I got a care package from Sheila in Key West who baked her backside off and made pounds of delicious sweet crumbly cookies. It was a hell of a gift and she made so many I have plenty to use, as she suggested, as bribes. It is a great morale booster. That and the cards and letters.  Glen in Colorado sent me a hand written note on paper and I enjoyed it as much as he anticipated I would. Fran sent me a follow up card and note for display! 
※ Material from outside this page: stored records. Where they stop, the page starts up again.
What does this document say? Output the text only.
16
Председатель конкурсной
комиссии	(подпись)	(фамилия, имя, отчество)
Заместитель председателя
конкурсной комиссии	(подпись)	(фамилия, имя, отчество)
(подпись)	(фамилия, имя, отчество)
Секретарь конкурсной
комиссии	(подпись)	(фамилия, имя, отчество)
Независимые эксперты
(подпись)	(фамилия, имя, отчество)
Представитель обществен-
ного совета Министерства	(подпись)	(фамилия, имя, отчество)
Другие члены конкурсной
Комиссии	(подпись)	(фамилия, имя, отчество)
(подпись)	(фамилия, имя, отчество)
Having to be in isolation is a drag but I am still doing therapy. I put clean clothes on, wash my hands and make sure the dressing on the wound is sealed and I am good to go. And I do. In my new narrow chair I can use the rickshaw with both hands at once. That’s a first: 

You roll up between the handles and push them down while controlling their return. Over and over again. Which gives me strength to hold on to the walker frame as I practice walking on one leg. I sleep at night I exercise by day. I am tired. It feels like a job and I feel lucky to have it. Every day it gets a little easier to imagine a normal life again. Thank God for that. Thank you all for your encouragement, it means the world to me.

Monday, October 15, 2018

A Street Encounter

I met Candace as she meandered past my room on the main drag through the rehab. Because she’s a patient I’ve changed her name and I couldn’t photograph her but our conversation went as written. The main drag, our street:

I was in my room with the door open. Staff comes by and stops by my open doorway, for to come in requires suiting up, and they check up on me. Nurses and aides assigned to other units like to check on my progress and ask after my buddy Mersa, and they know I cheer up when a bright smile and sparkling eyes stops by.  But my net caught an entirely different fish as I sat in isolation lamenting my dearth of visitors. Ketty reluctantly modeling the MRSA protective togs:

A wheelchair came by and she paused outside my door so I said hello and we fell to talking. People like talking about themselves but in here it’s a good tactic too because you never know what agony they have been through unless they tell you. And spilling your fate first can leave you with egg on your face if you ignore protocol and go first and brash. Candace is such a diminutive figure in her outsize colorful bed jacket and tiny stick limbs all surmounted by the usual fluff of curly white lambs wool. Her story is one of iron will. 

The conversation began with an exchange of lamentations, difficulty sleeping, annoyances with the wheelchair, stuff that is the staple of people inside. I can’t walk I tell her with a laugh but it’s coming back. Her feet are in bright yellow physical therapy type socks with rubber strips. She was in an induced coma for two days. Ooh I ask how was it? Did you bypass heaven? No she says sadly I can’t remember a thing. I slept. She has dialysis because her kidneys don’t work so well. But then she has to control how much insulin her nurses give her as they have a tendency to overdo it and that would knock her out.

But it doesn’t end there. Pieces of her foot have had to be amputated. I’ve heard it’s hard to balance with toes missing? She agrees heartily. Very difficult. So she takes her constitutional in a wheelchair. Her husband went home to catch the evening service. I mumble something about Jesus promising not to overload us with burdens we cannot bear. She fired back the full chapter and verse and with an angelic smile and a promise to talk again she rolls slowly, steadily away. Leaving me wondering why the fuss about my pelvis.